Written by Craig Robertson, “Buckley’s Hope” is about William Buckley, a convict from Van Dieman’s Land who escaped to the mainland, and managed to assimilate into an Aboriginal tribe, in the main because they believed he was a returned ancestor. Robertson has tried to weave history, fictive imagination and dreamtime stories into the one narrative, and frankly it’s trite and clumsy.

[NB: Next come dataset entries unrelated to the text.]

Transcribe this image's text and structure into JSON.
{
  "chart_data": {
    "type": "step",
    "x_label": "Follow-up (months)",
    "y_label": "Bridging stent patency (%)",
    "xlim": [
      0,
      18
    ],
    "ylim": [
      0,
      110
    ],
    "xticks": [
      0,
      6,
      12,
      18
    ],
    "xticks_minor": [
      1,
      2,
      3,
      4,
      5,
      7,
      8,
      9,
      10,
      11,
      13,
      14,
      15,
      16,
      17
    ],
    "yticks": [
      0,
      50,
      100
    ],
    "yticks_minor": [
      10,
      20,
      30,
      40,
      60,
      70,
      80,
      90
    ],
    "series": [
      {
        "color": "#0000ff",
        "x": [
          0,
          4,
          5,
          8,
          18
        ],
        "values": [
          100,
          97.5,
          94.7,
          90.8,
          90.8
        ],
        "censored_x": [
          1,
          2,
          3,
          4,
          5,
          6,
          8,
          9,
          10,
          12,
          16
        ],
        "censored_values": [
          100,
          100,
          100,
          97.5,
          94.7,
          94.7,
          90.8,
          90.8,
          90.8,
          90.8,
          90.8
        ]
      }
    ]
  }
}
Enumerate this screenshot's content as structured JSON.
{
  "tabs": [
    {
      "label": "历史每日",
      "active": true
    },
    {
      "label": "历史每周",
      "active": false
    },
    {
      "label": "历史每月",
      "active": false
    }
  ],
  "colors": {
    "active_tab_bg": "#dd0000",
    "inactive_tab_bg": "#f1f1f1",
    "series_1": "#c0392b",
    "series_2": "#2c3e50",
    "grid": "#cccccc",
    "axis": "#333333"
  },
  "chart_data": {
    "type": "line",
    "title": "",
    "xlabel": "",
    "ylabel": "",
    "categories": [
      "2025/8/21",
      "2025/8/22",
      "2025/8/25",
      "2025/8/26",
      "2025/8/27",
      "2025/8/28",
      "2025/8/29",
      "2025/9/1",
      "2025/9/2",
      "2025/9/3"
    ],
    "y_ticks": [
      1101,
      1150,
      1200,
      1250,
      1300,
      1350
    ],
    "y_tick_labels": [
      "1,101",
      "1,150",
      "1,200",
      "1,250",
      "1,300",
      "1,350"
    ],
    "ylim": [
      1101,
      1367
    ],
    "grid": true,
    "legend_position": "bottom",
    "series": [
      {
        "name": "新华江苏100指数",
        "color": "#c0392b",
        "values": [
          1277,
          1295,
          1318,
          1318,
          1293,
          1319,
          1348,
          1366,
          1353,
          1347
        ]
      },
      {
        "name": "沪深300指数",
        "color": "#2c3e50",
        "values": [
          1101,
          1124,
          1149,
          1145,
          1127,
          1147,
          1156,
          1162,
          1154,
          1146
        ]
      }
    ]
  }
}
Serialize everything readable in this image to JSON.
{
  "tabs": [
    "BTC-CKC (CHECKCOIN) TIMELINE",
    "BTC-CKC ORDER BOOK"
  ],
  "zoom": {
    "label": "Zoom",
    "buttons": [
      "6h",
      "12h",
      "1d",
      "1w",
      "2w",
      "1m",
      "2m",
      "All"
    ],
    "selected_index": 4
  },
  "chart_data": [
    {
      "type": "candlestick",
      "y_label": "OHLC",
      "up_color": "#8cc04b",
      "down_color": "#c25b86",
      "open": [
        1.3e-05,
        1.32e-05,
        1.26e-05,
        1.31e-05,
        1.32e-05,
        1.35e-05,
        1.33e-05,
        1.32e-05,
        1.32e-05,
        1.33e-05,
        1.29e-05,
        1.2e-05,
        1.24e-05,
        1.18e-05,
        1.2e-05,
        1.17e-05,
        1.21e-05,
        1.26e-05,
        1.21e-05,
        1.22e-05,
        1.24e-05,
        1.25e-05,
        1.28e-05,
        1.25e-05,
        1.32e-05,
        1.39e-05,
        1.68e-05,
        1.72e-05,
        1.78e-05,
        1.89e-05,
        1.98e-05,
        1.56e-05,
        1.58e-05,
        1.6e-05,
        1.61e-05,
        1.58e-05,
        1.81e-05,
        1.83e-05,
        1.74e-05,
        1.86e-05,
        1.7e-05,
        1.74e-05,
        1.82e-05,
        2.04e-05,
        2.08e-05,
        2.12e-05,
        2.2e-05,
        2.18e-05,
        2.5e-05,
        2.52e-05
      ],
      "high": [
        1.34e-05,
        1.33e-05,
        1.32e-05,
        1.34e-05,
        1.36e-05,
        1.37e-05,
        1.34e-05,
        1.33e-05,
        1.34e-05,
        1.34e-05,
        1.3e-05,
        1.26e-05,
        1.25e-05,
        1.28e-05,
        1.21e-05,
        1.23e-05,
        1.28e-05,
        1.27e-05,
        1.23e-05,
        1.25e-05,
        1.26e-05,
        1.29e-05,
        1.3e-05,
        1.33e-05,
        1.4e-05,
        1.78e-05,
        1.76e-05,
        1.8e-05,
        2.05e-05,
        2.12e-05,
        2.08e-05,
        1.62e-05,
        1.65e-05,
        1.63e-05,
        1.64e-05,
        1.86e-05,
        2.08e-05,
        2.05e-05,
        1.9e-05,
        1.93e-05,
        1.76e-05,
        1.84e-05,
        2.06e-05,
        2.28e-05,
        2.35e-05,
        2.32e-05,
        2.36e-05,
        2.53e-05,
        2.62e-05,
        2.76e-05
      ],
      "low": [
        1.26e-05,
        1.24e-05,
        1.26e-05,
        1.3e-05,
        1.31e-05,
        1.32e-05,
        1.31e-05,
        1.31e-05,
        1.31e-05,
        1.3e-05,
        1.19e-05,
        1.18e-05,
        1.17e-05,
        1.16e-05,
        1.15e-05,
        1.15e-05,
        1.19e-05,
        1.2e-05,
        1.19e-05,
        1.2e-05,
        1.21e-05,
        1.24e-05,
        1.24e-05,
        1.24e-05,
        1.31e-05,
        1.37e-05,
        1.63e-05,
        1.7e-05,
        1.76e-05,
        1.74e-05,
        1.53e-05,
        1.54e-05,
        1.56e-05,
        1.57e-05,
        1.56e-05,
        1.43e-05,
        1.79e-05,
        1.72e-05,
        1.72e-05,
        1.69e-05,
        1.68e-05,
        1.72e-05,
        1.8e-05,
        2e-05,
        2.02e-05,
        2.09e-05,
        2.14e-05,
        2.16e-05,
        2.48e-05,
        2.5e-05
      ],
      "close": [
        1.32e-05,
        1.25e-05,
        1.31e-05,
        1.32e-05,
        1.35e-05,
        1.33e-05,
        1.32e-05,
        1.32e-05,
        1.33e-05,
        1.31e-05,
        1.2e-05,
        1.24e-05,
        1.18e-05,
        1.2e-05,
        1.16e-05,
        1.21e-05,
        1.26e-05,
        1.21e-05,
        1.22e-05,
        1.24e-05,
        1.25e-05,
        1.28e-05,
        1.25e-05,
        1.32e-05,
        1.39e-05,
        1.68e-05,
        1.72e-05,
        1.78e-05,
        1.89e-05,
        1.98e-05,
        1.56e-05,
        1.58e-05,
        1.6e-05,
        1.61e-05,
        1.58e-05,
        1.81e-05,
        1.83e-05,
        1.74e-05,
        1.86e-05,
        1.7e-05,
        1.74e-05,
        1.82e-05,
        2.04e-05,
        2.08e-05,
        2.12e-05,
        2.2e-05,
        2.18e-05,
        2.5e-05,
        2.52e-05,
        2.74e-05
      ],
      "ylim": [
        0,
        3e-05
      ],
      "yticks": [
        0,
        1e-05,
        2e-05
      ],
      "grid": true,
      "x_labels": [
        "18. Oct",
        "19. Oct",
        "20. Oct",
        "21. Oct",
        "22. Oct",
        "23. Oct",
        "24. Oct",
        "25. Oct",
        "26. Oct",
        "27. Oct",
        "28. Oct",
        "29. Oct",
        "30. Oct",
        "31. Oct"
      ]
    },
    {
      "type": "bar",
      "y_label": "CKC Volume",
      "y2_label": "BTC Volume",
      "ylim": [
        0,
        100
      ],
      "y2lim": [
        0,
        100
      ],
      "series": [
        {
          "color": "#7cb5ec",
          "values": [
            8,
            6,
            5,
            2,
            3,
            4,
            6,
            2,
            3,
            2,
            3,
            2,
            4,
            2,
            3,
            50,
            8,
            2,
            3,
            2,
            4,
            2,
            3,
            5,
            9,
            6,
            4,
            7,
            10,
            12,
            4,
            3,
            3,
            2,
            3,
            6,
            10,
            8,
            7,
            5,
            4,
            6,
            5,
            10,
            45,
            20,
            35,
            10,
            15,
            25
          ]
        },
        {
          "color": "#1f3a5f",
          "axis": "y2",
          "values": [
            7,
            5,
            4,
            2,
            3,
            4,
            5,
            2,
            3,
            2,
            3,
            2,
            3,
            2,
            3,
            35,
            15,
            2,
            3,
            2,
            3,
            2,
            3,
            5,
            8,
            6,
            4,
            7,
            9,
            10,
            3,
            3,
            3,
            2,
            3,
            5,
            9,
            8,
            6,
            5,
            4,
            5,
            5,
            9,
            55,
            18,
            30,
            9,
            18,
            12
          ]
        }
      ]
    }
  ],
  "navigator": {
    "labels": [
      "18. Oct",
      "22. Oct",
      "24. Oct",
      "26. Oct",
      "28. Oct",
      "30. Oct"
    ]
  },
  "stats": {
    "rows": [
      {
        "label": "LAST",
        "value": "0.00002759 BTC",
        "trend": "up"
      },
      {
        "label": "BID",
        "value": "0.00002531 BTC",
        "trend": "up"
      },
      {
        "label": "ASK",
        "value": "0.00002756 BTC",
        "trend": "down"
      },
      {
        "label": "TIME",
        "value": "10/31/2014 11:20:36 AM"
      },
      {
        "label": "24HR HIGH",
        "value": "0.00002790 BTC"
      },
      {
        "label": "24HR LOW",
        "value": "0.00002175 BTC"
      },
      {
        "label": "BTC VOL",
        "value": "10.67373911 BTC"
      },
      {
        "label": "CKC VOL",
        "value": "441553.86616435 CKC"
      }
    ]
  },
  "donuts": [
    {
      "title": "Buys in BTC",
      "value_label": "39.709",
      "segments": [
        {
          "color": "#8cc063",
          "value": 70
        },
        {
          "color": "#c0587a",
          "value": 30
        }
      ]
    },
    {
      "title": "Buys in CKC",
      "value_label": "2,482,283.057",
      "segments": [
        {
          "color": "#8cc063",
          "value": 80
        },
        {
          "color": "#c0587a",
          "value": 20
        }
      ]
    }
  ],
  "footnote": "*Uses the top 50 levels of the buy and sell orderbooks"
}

On the other hand, the details of Buckley’s adventure are fascinating. He married (twice) indigenous women, dressed in their clothes, hunted with them and shared their life for over 30 years. When he returned to European society, he could not speak English for a considerable period, so used was he to the dialect of the tribe he was with (the Wothoworung – Robertson’s spelling). This tribe lived in the area west of Melbourne. He rejoined the Europeans when Batman and Fawkner were vying over Port Phillip – they both wished to develop settlements there. He made considerable efforts to conciliate between the two cultures, but found that both parties ended up distrusting him. Eventually he migrated back to Van Dieman’s Land.
His story is fascinating and important as an incident of “reverse assimilation”. He seemed to find the companionship and belonging that he never found in convict society, but it’s difficult to know whether he would have been welcomed if the tribe knew his true identity.